Depuis l'accord de paix avec les Farc en 2016, la Colombie a vu la perte tragique de 972 militants des droits humains, un chiffre alarmant révélé par le Haut-Commissariat aux droits de l'homme de l'ONU. Ce bilan, rendu public le 19 mars, met en lumière l'incapacité persistante des institutions étatiques à protéger ces acteurs vitaux de la société.
« Il est déchirant de constater que la Colombie demeure l’un des pays les plus dangereux au monde pour les défenseurs des droits humains », a exprimé le Haut-Commissaire Volker Türk, soulignant que les intérêts criminels et l'absence d'État dans certaines régions alimentent cette crise.
Entre 2016 et 2025, l'ONU a signalé une moyenne choquante de près de 100 assassinats par an, un véritable drame humain. Bien qu'un dialogue ait été instauré avec diverses organisations de la société civile et que des politiques aient été mises en place pour soutenir les défenseurs, l'absence d'une action étatique robuste a laissé ces groupes vulnérables aux violences.
Le rapport souligne que « cette tendance est fortement liée aux conflits entre les groupes armés non étatiques dans les zones historiquement contrôlées par les Farc », où la présence de l'État est limitée, selon des experts cités par Le Monde.
410 défenseurs des droits humains morts entre 2022 et 2025
La période de 2022 à 2025 a été particulièrement dure, avec 410 défenseurs tués, dont 23 % d'autochtones, un chiffre alarmant pour une communauté représentant seulement 4,7 % de la population colombienne. Les groupes afrodescendants et paysans, ainsi que les militants en faveur des droits humains, sont également fréquemment attaqués.

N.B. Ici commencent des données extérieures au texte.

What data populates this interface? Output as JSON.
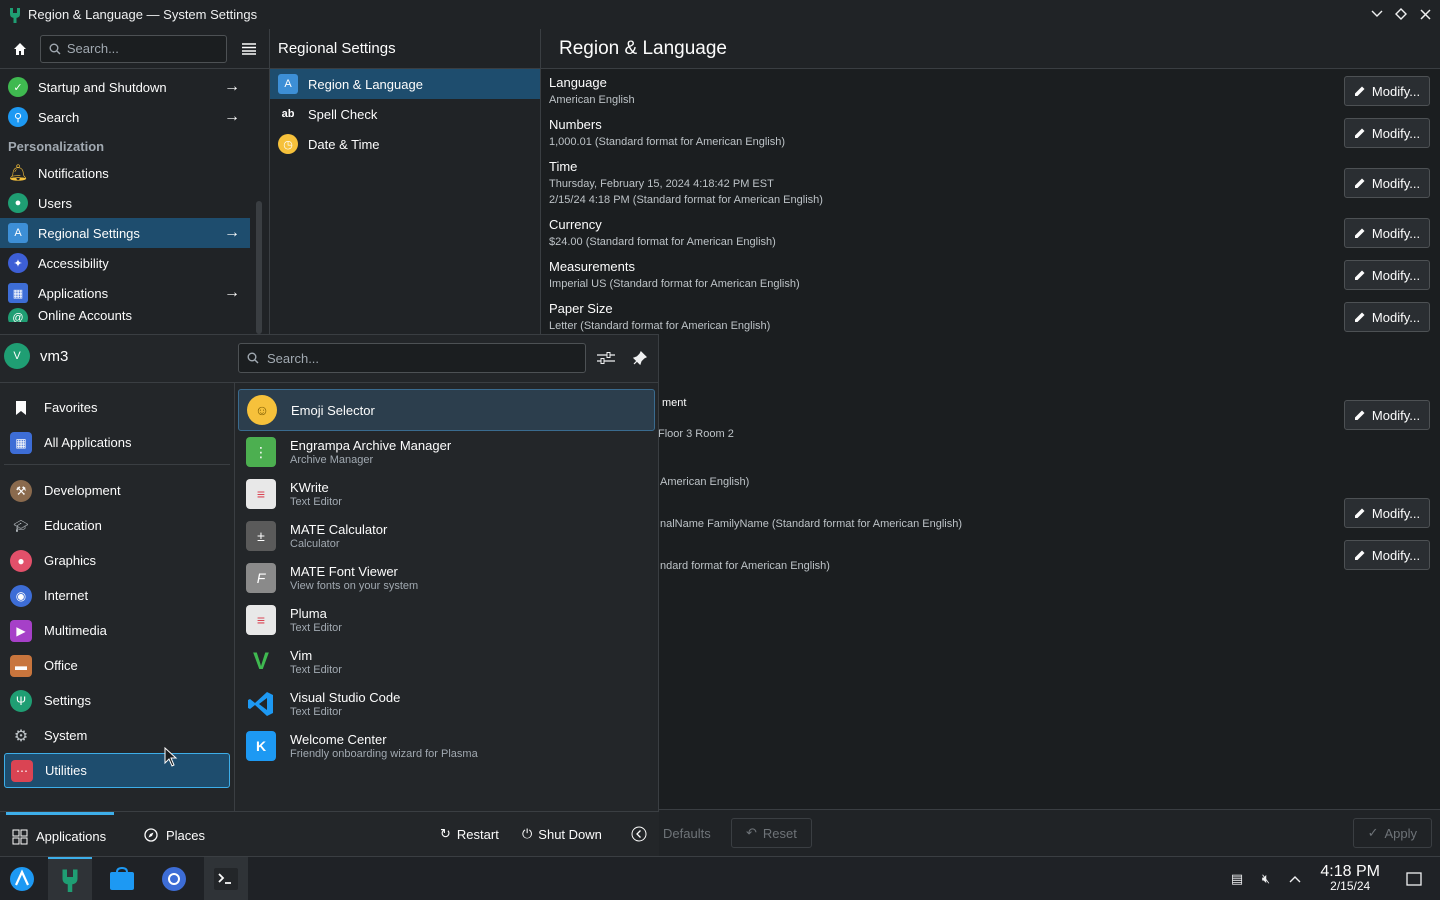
{
  "window": {
    "title": "Region & Language — System Settings",
    "controls": [
      "minimize",
      "maximize",
      "close"
    ]
  },
  "sidebar": {
    "search_placeholder": "Search...",
    "items": [
      {
        "label": "Startup and Shutdown",
        "icon": "power-icon",
        "color": "#3fb950",
        "arrow": true
      },
      {
        "label": "Search",
        "icon": "search-icon",
        "color": "#1d99f3",
        "arrow": true
      }
    ],
    "section_label": "Personalization",
    "personal_items": [
      {
        "label": "Notifications",
        "icon": "bell-icon",
        "color": "#f6c13b"
      },
      {
        "label": "Users",
        "icon": "users-icon",
        "color": "#1f9e73"
      },
      {
        "label": "Regional Settings",
        "icon": "regional-icon",
        "color": "#3d8fd6",
        "arrow": true,
        "active": true
      },
      {
        "label": "Accessibility",
        "icon": "accessibility-icon",
        "color": "#3d5fd6"
      },
      {
        "label": "Applications",
        "icon": "applications-icon",
        "color": "#3d6dd6",
        "arrow": true
      },
      {
        "label": "Online Accounts",
        "icon": "online-accounts-icon",
        "color": "#1f9e73"
      }
    ]
  },
  "middle": {
    "title": "Regional Settings",
    "items": [
      {
        "label": "Region & Language",
        "active": true
      },
      {
        "label": "Spell Check"
      },
      {
        "label": "Date & Time"
      }
    ]
  },
  "content": {
    "title": "Region & Language",
    "modify_label": "Modify...",
    "rows": [
      {
        "label": "Language",
        "value": "American English"
      },
      {
        "label": "Numbers",
        "value": "1,000.01 (Standard format for American English)"
      },
      {
        "label": "Time",
        "value": "Thursday, February 15, 2024 4:18:42 PM EST",
        "value2": "2/15/24 4:18 PM (Standard format for American English)"
      },
      {
        "label": "Currency",
        "value": "$24.00 (Standard format for American English)"
      },
      {
        "label": "Measurements",
        "value": "Imperial US (Standard format for American English)"
      },
      {
        "label": "Paper Size",
        "value": "Letter (Standard format for American English)"
      }
    ],
    "partial_rows": [
      {
        "text": "ment"
      },
      {
        "text": "Floor 3 Room 2"
      },
      {
        "text": "American English)"
      },
      {
        "text": "nalName FamilyName (Standard format for American English)"
      },
      {
        "text": "ndard format for American English)"
      }
    ],
    "footer": {
      "defaults": "Defaults",
      "reset": "Reset",
      "apply": "Apply"
    }
  },
  "launcher": {
    "user": "vm3",
    "avatar_letter": "V",
    "search_placeholder": "Search...",
    "categories": [
      {
        "label": "Favorites",
        "icon": "bookmark-icon"
      },
      {
        "label": "All Applications",
        "icon": "grid-icon"
      }
    ],
    "groups": [
      {
        "label": "Development",
        "icon": "hammer-icon",
        "color": "#8a6a4d"
      },
      {
        "label": "Education",
        "icon": "graduation-cap-icon",
        "color": "#4d4d4d"
      },
      {
        "label": "Graphics",
        "icon": "palette-icon",
        "color": "#e2506a"
      },
      {
        "label": "Internet",
        "icon": "globe-icon",
        "color": "#3d6dd6"
      },
      {
        "label": "Multimedia",
        "icon": "multimedia-icon",
        "color": "#a640c8"
      },
      {
        "label": "Office",
        "icon": "briefcase-icon",
        "color": "#c8753d"
      },
      {
        "label": "Settings",
        "icon": "settings-icon",
        "color": "#1f9e73"
      },
      {
        "label": "System",
        "icon": "gear-icon",
        "color": "#7f8c8d"
      },
      {
        "label": "Utilities",
        "icon": "utilities-icon",
        "color": "#da4453",
        "active": true
      }
    ],
    "apps": [
      {
        "name": "Emoji Selector",
        "desc": "",
        "icon": "emoji-icon",
        "color": "#f6c13b",
        "active": true
      },
      {
        "name": "Engrampa Archive Manager",
        "desc": "Archive Manager",
        "icon": "archive-icon",
        "color": "#4caf50"
      },
      {
        "name": "KWrite",
        "desc": "Text Editor",
        "icon": "text-editor-icon",
        "color": "#e8e8e8"
      },
      {
        "name": "MATE Calculator",
        "desc": "Calculator",
        "icon": "calculator-icon",
        "color": "#5a5a5a"
      },
      {
        "name": "MATE Font Viewer",
        "desc": "View fonts on your system",
        "icon": "font-icon",
        "color": "#8a8a8a"
      },
      {
        "name": "Pluma",
        "desc": "Text Editor",
        "icon": "text-editor-icon",
        "color": "#e8e8e8"
      },
      {
        "name": "Vim",
        "desc": "Text Editor",
        "icon": "vim-icon",
        "color": "#1f9e3d"
      },
      {
        "name": "Visual Studio Code",
        "desc": "Text Editor",
        "icon": "vscode-icon",
        "color": "#1d99f3"
      },
      {
        "name": "Welcome Center",
        "desc": "Friendly onboarding wizard for Plasma",
        "icon": "kde-icon",
        "color": "#1d99f3"
      }
    ],
    "footer": {
      "applications": "Applications",
      "places": "Places",
      "restart": "Restart",
      "shutdown": "Shut Down"
    }
  },
  "taskbar": {
    "time": "4:18 PM",
    "date": "2/15/24"
  }
}
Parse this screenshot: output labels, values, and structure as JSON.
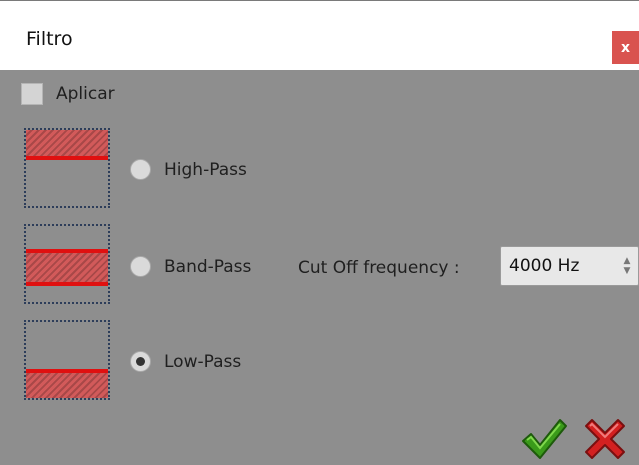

Au cours de cette même période, 2 018 menaces et attaques ont été documentées, un chiffre qui ne reflète certainement pas l'ampleur réelle des violences, selon le rapport. Sans un système efficace de collecte de données, la réalité reste bien plus alarmante.
Pour contrer cette violence systémique, les auteurs du rapport recommandent à la Colombie d'« établir des politiques publiques solides, effectuer les réformes nécessaires et promouvoir des enquêtes criminelles » afin de garantir la protection des défenseurs et de lutter contre l'impunité.
« À moins de prioriser la sécurité des défenseurs des droits humains, les violences à leur égard perdureront », concluent-ils, appelant à un véritable changement.